- Rubens Menin, acionista da SAF do Atlético, falou sobre o aporte que o clube deve receber nos próximos meses e ressaltou que a prioridade é liquidar a dívida bancária.
- A entrevista, concedida ao Rádio Esportes da Itatiaia, ocorreu nesta quarta-feira (25).
- Em janeiro, o aporte estimado pelo clube é de R$ 500 milhões.
- Além da dívida bancária, há pendências com a Arena MRV, o Profut e dívidas relacionadas às contratações de jogadores, como o pagamento parcelado do atacante Alan Minda.
- Menin explicou que o Atlético tem três tipos de dívida: o Profut, impostos com pagamento escalonado e a dívida de plantel (compra e venda de jogadores), além da dívida da Arena, que, segundo ele, é administrável.
Rubens Menin, acionista da SAF do Atlético, revelou nesta quarta-feira (25) que o aporte ao clube deve ocorrer nos próximos meses, com prioridade para liquidar a dívida bancária. A declaração foi feita durante entrevista ao Rádio Esportes da Itatiaia.
Ele explicou que a dívida bancária é a mais onerosa e consome parte relevante das receitas, motivo pelo qual o objetivo é realizar o aporte para quitá-la. A promessa é de que o avanço seja viável, apesar da burocracia.
Segundo Menin, o aporte esperado é de aproximadamente R$ 500 milhões. A operação visa reduzir encargos financeiros e dar fôlego ao orçamento do Atlético, destacando o impacto positivo na gestão financeira.
Além da dívida bancária, o empresário citou pendências envolvendo a Arena MRV, o Profut e débitos com clubes por contratações de jogadores. A compra do atacante Alan Minda é mencionada como exemplo de aquisição parcelada.
Ele detalhou a estrutura das dívidas: o Profut, uma dívida de impostos negociada com pagamento escalonado; a dívida de plantel, resultado de compras e vendas de jogadores; e a dívida da Arena, que segundo ele é administrável.
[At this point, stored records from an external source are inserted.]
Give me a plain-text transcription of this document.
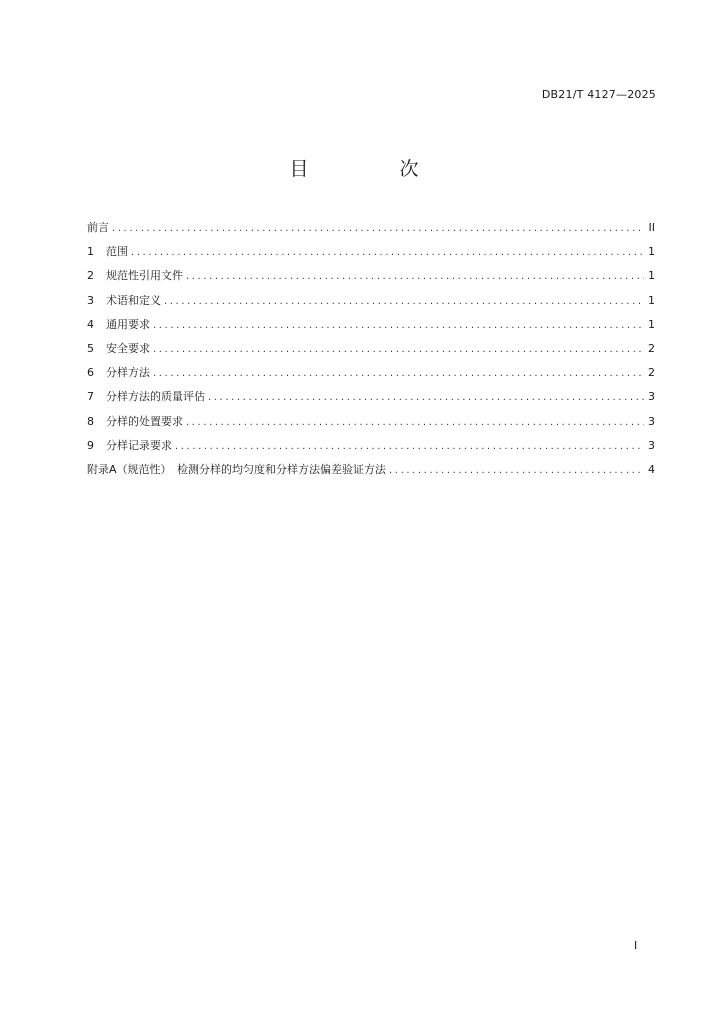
DB21/T 4127—2025
目　次
前言 .....	II
1	范围 .....	1
2	规范性引用文件 .....	1
3	术语和定义 .....	1
4	通用要求 .....	1
5	安全要求 .....	2
6	分样方法 .....	2
7	分样方法的质量评估 .....	3
8	分样的处置要求 .....	3
9	分样记录要求 .....	3
附录A（规范性）　检测分样的均匀度和分样方法偏差验证方法 .....	4
I
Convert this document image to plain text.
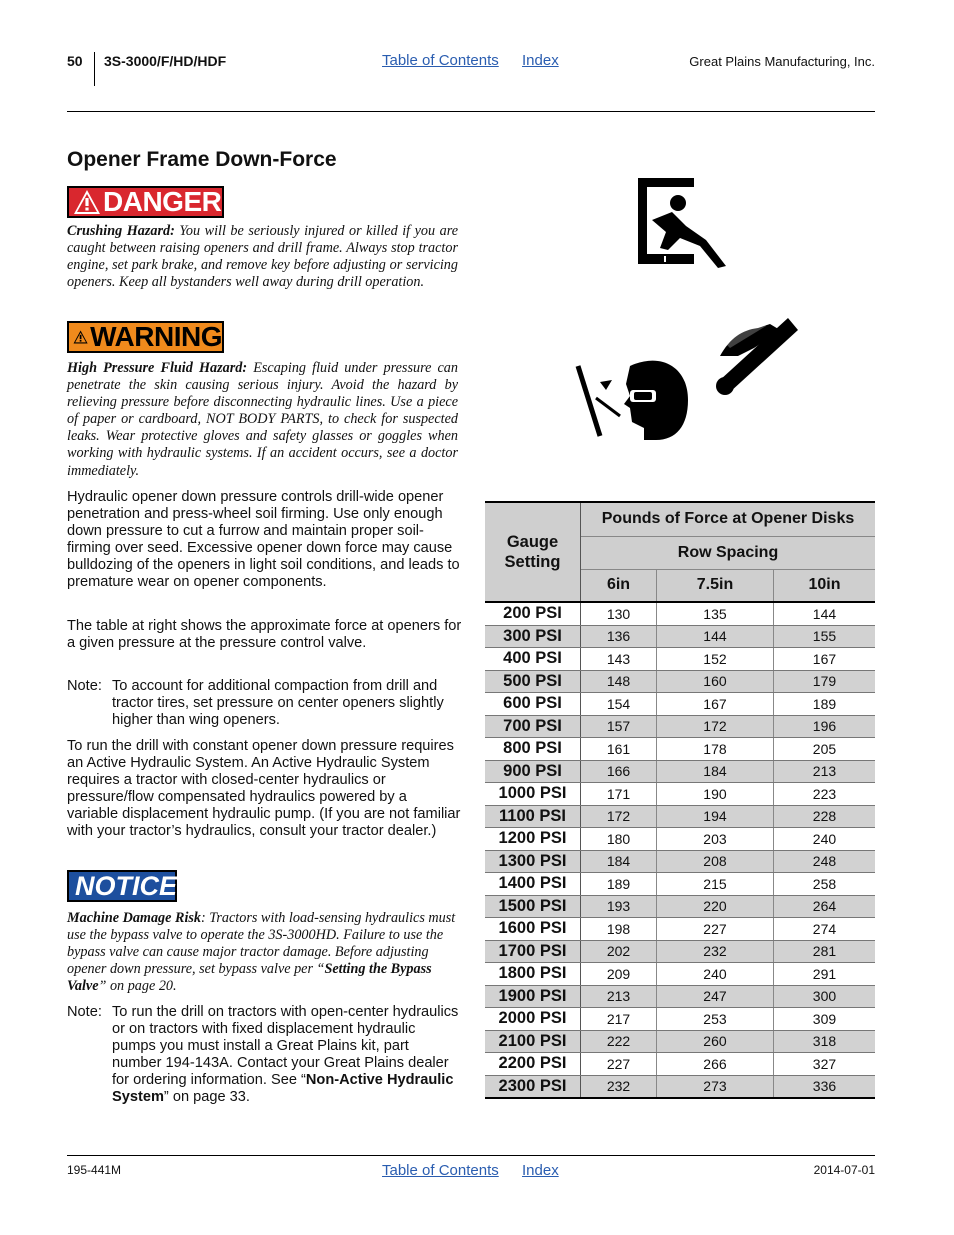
50 3S-3000/F/HD/HDF	Table of Contents Index	Great Plains Manufacturing, Inc.
Opener Frame Down-Force
DANGER
Crushing Hazard: You will be seriously injured or killed if you are caught between raising openers and drill frame. Always stop tractor engine, set park brake, and remove key before adjusting or servicing openers. Keep all bystanders well away during drill operation.
WARNING
High Pressure Fluid Hazard: Escaping fluid under pressure can penetrate the skin causing serious injury. Avoid the hazard by relieving pressure before disconnecting hydraulic lines. Use a piece of paper or cardboard, NOT BODY PARTS, to check for suspected leaks. Wear protective gloves and safety glasses or goggles when working with hydraulic systems. If an accident occurs, see a doctor immediately.
Hydraulic opener down pressure controls drill-wide opener penetration and press-wheel soil firming. Use only enough down pressure to cut a furrow and maintain proper soil-firming over seed. Excessive opener down force may cause bulldozing of the openers in light soil conditions, and leads to premature wear on opener components.
The table at right shows the approximate force at openers for a given pressure at the pressure control valve.
Note: To account for additional compaction from drill and tractor tires, set pressure on center openers slightly higher than wing openers.
To run the drill with constant opener down pressure requires an Active Hydraulic System. An Active Hydraulic System requires a tractor with closed-center hydraulics or pressure/flow compensated hydraulics powered by a variable displacement hydraulic pump. (If you are not familiar with your tractor’s hydraulics, consult your tractor dealer.)
NOTICE
Machine Damage Risk: Tractors with load-sensing hydraulics must use the bypass valve to operate the 3S-3000HD. Failure to use the bypass valve can cause major tractor damage. Before adjusting opener down pressure, set bypass valve per “Setting the Bypass Valve” on page 20.
Note: To run the drill on tractors with open-center hydraulics or on tractors with fixed displacement hydraulic pumps you must install a Great Plains kit, part number 194-143A. Contact your Great Plains dealer for ordering information. See “Non-Active Hydraulic System” on page 33.
Gauge Setting	Pounds of Force at Opener Disks		
	Row Spacing		
	6in	7.5in	10in
200 PSI	130	135	144
300 PSI	136	144	155
400 PSI	143	152	167
500 PSI	148	160	179
600 PSI	154	167	189
700 PSI	157	172	196
800 PSI	161	178	205
900 PSI	166	184	213
1000 PSI	171	190	223
1100 PSI	172	194	228
1200 PSI	180	203	240
1300 PSI	184	208	248
1400 PSI	189	215	258
1500 PSI	193	220	264
1600 PSI	198	227	274
1700 PSI	202	232	281
1800 PSI	209	240	291
1900 PSI	213	247	300
2000 PSI	217	253	309
2100 PSI	222	260	318
2200 PSI	227	266	327
2300 PSI	232	273	336
195-441M	Table of Contents Index	2014-07-01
O valor do plantel, afirmou, influencia a avaliação da dívida.
Menin destacou que o Atlético negocia parcelamentos para equilibrar as contas, como no caso de Alan Minda, contratado junto ao Cercle Brugge. A gestão busca manter equilíbrio entre ativos do elenco e obrigações financeiras.
O acionista também enfatizou que o clube, assim como outros do futebol brasileiro, tem três tipos de dívida a serviço da operação. O texto reforça a ideia de que a liquidação da dívida bancária é prioridade.